Thanks to the internet, a three-minute tape of Kyle Paisley preaching can be heard on www.sermonaudio.com, a website run by the Columbine Free Presbyterian church in Denver, Colorado. It has that unmistakable, sibilant Paisley tone but without reaching the same heights of anger and outrage. By all accounts, the more assertive side of the DUP leader's character comes from his mother.
In May 1928, Paisley snr got the call to become pastor of the 200-strong Hill Street congregation in Ballymena, Co Antrim. But tensions developed between himself and some of the leading local Baptists. Two sermons on the evils of drink and sexual immorality brought about the final rift in 1933. These were implicit criticisms of two leading members of the congregation but, when asked to withdraw his remarks, Kyle Paisley refused to do so and set up his own breakaway congregation of Independent Baptists.

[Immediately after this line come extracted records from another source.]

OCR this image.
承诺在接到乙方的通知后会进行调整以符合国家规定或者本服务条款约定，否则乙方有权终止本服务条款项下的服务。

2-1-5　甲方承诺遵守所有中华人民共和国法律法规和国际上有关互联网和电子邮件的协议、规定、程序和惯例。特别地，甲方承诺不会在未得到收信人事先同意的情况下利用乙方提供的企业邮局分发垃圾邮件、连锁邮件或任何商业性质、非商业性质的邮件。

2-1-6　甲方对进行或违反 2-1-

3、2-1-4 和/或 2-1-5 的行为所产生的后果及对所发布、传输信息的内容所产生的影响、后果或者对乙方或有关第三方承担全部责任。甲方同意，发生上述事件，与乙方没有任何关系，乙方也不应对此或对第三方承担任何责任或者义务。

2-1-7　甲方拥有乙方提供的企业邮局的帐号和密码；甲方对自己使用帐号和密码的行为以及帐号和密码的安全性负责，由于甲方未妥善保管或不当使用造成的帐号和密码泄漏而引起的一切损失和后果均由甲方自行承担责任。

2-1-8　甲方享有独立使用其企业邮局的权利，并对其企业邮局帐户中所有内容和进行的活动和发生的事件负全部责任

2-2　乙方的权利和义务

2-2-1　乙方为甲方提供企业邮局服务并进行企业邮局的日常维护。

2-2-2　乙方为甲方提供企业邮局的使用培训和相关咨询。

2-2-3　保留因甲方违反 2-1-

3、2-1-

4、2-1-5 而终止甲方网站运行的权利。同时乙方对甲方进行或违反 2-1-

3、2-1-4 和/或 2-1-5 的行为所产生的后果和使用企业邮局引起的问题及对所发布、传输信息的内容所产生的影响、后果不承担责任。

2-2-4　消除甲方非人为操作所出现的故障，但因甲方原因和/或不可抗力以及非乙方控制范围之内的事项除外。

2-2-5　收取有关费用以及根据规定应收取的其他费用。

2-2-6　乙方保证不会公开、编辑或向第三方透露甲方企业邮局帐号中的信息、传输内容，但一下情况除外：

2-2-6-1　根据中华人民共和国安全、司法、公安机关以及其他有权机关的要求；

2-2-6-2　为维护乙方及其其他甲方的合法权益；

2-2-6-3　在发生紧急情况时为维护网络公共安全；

Around this time also, the Paisleys adopted Margaret, a sister for Harold and Ian.
Thirteen years later, on August 1st, 1946, Kyle Paisley took part in Ian's ordination as a minister. He spoke in the pulpits of his son's Free Presbyterian Church on many occasions. In a radio interview this week, Dr Paisley recalled: "My father's home in Rostrevor was burned down by the IRA."
According to Ian Paisley jnr, this took place in the early 1960s, when three holiday homes belonging to the Paisley family were set on fire.
Paisley snr retired from active ministry in 1966 and died in 1973. The James Kyle Paisley Memorial Free Presbyterian Church, built at a cost of £14 million (€21 million), was opened in Ballymena in 1979. He lived long enough to see his second son become the most controversial politician in Northern Ireland but not long enough to see him come to terms with the ancient enemy and make his peace with nationalists and republicans in his 81st year.
Paisley, by Ed Moloney and Andy Pollak. Published by Poolbeg, 1986.